Monday, May 05, 2008

Part 2 More of ‘What’s in it for you?’…

As you know, I have been talking about efficiency for quite a while. Of the many definitions, I see efficiency as the ability to accomplish a job with a minimum expenditure of time and effort. I have to believe that a company’s main objective is to reduce costs, increase quality, increase revenues and, finally, increase profits.

The last ‘ideas’ covered reducing costs, this one covers Increasing Quality.

On the Topic of Increased Quality

In a manufacturing environment, quality improves reliability and increases production. Fewer defects translate to fewer warranty claims and increased profits. It costs money to improve quality, let’s look at where you are likely to spend money…

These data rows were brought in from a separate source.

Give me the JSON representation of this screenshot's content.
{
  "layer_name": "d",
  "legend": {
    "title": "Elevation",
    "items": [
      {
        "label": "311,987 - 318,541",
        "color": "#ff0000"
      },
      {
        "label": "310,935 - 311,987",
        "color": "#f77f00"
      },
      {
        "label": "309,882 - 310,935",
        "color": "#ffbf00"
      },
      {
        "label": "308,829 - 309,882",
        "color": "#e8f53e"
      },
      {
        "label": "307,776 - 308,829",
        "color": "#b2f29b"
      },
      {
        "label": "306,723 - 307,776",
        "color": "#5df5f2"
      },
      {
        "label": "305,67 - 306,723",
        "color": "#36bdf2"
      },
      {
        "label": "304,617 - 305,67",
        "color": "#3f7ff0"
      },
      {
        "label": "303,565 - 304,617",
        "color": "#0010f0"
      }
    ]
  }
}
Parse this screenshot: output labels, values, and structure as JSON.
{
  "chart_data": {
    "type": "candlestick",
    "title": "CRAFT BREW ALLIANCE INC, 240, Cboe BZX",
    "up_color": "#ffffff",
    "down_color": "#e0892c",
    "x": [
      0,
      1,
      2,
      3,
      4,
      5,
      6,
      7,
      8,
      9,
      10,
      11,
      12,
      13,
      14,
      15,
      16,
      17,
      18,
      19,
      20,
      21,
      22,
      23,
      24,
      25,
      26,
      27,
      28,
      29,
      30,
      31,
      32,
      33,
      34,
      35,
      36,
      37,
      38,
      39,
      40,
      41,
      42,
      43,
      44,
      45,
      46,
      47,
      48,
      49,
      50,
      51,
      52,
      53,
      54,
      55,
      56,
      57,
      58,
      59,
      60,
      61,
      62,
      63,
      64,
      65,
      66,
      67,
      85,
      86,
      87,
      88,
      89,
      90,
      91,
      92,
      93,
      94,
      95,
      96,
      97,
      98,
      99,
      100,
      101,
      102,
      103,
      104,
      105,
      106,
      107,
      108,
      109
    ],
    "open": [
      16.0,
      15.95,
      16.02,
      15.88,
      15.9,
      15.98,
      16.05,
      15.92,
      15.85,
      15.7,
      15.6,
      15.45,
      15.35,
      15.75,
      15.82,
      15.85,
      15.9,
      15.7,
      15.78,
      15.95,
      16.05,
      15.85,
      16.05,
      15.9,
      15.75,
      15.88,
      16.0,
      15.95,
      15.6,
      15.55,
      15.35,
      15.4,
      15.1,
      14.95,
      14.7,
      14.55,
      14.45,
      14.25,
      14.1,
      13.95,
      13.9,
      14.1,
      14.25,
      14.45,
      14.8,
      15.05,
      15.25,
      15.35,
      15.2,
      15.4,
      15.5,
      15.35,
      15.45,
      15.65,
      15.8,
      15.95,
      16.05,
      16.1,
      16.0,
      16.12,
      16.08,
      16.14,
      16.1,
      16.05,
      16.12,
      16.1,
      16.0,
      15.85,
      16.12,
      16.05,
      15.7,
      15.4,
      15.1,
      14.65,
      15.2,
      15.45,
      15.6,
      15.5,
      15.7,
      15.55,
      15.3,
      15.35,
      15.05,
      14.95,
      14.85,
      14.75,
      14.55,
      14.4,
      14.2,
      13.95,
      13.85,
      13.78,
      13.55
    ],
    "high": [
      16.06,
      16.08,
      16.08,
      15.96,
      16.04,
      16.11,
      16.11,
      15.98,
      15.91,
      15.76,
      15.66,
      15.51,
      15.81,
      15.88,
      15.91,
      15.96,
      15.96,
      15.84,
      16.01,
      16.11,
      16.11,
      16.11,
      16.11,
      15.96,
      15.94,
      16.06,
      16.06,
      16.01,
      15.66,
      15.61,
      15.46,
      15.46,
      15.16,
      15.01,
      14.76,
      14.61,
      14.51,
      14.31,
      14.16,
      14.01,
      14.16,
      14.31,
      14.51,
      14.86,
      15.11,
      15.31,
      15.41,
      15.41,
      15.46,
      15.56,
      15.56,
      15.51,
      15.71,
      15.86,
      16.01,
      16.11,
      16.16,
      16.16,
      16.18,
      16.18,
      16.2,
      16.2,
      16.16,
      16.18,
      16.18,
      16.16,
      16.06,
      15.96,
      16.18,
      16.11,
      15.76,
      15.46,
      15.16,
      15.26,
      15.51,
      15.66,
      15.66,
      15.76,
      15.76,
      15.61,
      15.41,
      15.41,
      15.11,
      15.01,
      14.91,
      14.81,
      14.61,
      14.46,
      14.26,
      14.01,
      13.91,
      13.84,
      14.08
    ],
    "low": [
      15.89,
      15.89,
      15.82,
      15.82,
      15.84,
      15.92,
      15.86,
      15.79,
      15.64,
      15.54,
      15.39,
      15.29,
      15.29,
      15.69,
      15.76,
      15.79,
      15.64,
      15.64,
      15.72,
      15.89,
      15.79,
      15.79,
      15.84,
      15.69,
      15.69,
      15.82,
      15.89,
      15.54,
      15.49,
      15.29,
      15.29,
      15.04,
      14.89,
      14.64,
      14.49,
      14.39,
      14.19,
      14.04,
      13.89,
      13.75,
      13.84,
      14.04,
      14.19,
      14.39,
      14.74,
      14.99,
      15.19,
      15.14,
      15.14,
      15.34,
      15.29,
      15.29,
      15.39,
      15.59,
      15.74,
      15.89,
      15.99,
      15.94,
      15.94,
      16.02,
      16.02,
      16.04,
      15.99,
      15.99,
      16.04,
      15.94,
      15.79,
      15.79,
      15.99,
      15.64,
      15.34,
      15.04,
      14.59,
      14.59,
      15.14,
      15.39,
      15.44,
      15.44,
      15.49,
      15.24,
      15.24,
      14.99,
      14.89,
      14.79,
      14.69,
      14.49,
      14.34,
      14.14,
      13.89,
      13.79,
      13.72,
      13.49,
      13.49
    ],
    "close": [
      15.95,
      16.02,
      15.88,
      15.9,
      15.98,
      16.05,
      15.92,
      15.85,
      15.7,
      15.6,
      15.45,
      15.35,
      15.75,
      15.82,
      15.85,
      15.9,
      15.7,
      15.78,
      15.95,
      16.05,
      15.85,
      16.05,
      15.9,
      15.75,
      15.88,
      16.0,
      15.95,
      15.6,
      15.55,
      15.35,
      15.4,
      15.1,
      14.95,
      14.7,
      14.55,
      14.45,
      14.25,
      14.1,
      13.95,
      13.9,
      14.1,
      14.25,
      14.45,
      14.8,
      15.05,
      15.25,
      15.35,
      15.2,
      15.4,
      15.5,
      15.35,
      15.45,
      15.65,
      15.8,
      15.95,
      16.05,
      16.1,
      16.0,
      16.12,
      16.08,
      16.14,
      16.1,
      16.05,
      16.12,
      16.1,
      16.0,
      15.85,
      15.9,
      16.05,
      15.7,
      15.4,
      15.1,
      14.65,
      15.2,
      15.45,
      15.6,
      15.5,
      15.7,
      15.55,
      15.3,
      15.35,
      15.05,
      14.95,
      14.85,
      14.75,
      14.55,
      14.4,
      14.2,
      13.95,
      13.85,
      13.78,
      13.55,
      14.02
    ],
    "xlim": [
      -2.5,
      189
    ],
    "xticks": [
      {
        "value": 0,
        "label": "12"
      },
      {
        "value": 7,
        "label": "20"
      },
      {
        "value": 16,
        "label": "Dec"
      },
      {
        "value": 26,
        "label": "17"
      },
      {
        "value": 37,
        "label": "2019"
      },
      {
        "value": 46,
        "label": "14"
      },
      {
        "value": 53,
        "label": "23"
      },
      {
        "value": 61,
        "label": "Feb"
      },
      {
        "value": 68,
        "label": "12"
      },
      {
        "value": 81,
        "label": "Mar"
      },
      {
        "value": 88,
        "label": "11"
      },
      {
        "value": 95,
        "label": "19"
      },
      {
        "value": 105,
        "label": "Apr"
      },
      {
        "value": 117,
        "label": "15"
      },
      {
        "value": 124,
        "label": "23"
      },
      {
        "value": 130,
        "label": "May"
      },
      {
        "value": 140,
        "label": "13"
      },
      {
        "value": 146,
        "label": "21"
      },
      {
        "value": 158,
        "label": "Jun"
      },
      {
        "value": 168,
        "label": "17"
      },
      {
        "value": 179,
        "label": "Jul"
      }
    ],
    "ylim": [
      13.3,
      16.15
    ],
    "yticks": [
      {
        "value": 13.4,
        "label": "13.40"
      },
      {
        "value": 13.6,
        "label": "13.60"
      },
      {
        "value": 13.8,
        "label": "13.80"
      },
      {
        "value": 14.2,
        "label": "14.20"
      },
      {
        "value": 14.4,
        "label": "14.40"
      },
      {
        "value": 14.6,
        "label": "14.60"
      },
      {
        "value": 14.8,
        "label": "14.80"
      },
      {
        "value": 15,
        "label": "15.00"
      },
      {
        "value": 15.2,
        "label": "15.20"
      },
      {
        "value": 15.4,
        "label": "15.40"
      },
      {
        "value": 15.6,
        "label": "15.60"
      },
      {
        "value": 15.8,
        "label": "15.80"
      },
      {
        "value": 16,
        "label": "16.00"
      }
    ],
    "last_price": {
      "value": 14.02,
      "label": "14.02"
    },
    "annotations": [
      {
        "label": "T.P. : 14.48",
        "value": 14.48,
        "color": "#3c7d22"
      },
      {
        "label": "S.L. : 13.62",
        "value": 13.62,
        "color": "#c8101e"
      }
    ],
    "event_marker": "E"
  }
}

Prevention – New product review processes; Quality planning; Supplier approval process; Process capability evaluations; Quality improvement team meetings; Quality education and training; etc.

Internal Failures - You are able to discover the failure before it gets to the customer, but now spend cash on scrap, rework, re-inspection, re-testing, materials reviews or downgrading.

External Failures – After the customer has the product, you are processing customer complaints, customer returns, warranty claims and doing product recalls. We know one large aerospace company that delivered a faulty product and it cost them over $2 million to correct it.

Most companies looking to improve quality will revisit their processes and re-engineer them to prevent quality defects and internal/external failures. They look to Six Sigma, Lean manufacturing and TQM strategies for help. The bottom line: A large number of manufacturing companies are achieving real success and real success increases their profits.